I approached carefully and stopped in front of his desk, my arms folded.

“I want you to tell the class about your sculpture.”


“Because it's brilliant.”

“So?” I ignored the pleasure that flooded my chest at his pronouncement.

“You named it ‘The Arc.’ Why?”

“I was hungry . . . thinking about McDonalds, you know?”

“Hmm. I see. As in the golden arches.” A small smile twitched at the corners of Wilson's mouth. “You haven't written more than a paragraph in your personal history. Maybe there are other ways to share who you are. I thought maybe this piece was about Joan of Arc, which would make it especially relevant. Consider it extra credit . . . which frankly, you need.”

I considered retorting with the famous line, 'Frankly, my dear, I don't give a damn.' But that wasn't true. I did. In a very small corner of my heart, the thought of talking about my sculpture filled me with elation. But the rest of my heart was terrified.

“What do you want me to say?” I whispered, the panic oozing out and ruining my tough girl posture.

Wilson's eyes softened, and he leaned toward me across the desk. “How about I just ask you some questions and you answer them. I'll interview you. Then you won't have to think of things to say.”

“You won't ask me anything personal . . . about my name or my dad . . . or anything like that, will you?”

“No, Blue. I won't. The questions will be about the sculpture. About your uncanny gift. Because, Blue, your work is brilliant. Tiffa and I were blown away. She can't stop talking about you. In fact,” Wilson reached into his shirt pocket and pulled out a card. “Tiffa asked that I give you this.”

It was a shiny black card with gold lettering. Tiffany W. Snook – The Sheffield was all it said. A phone number and an email account graced the right hand corner. I ran my fingers over the engraved letters and then peered up at him suspiciously.

“The Sheffield is the big hotel on the south end of the strip that looks like an English Estate, right? The one where your girlfriend works?”

“Tiffa is a curator for both the art museum and the gallery. She bought nine of your pieces Friday night. Did you know that? She would have purchased ten, but I begged her to let me have just one.”

“I knew she bought them. I didn't know why, though. I'm still not sure I do.”

“She wants to place a couple of your pieces in the gallery and see how they do. The Sheffield will take a cut if they sell. But she'll give you what's left, minus what she already paid.”

“But she bought them. She can do what she wants with them.”

Wilson shook his head. “Call her, Blue. If you don't, she'll hunt you down. She's very persistent. Now, the class is waiting.”

The kids behind me weren't waiting. They were noisily enjoying the fact that class hadn't started, but I didn't argue with him. I returned to my seat, wondering how long it would be until Wilson embarrassed me. It wasn't long.

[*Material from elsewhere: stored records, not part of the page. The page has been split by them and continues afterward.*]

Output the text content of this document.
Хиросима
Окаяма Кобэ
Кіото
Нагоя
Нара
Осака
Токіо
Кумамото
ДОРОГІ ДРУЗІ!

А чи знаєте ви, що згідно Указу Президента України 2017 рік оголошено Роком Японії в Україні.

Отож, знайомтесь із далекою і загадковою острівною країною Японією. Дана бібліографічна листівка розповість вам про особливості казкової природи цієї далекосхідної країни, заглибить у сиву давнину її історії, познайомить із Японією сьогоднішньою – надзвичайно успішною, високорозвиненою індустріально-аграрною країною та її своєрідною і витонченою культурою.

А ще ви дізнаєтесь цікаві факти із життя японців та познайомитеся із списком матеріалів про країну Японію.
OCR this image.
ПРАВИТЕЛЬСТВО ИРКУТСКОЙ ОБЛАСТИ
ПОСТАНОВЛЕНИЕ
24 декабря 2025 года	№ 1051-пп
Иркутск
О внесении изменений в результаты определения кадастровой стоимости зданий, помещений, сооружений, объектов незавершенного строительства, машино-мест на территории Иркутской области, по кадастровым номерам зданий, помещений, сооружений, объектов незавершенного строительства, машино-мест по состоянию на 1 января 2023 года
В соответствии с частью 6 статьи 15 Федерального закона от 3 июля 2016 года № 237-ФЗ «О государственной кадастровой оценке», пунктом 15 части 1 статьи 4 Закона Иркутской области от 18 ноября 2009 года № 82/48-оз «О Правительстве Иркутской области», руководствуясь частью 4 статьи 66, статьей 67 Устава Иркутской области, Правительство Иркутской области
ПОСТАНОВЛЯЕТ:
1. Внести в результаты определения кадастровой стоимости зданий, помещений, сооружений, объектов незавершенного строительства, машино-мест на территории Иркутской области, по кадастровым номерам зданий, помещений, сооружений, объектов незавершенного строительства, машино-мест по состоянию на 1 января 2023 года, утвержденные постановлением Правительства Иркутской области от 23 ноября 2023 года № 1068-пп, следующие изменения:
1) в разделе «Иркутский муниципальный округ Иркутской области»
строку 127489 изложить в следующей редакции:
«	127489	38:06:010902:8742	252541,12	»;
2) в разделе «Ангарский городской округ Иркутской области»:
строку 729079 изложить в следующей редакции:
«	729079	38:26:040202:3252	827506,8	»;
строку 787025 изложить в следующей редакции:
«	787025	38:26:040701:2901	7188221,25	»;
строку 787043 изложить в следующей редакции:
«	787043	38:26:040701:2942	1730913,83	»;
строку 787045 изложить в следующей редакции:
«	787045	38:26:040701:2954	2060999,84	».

“Many of you are most likely wondering about this stunning sculpture.” I wished he would lay off the over-the-top descriptions and cringed a little. He turned toward a boy who sat to my right named Owen Morgan.

“Owen, can you read the word carved down here by the base of the sculpture?”

Owen stood and crouched down so he could see the word Wilson was pointing to.

“Echohawk,” Owen read. “Echohawk?” he repeated with a surprised inflection. Owen whipped his head toward me, his eyebrows raised doubtfully. I really, really didn't like Wilson very much at that moment.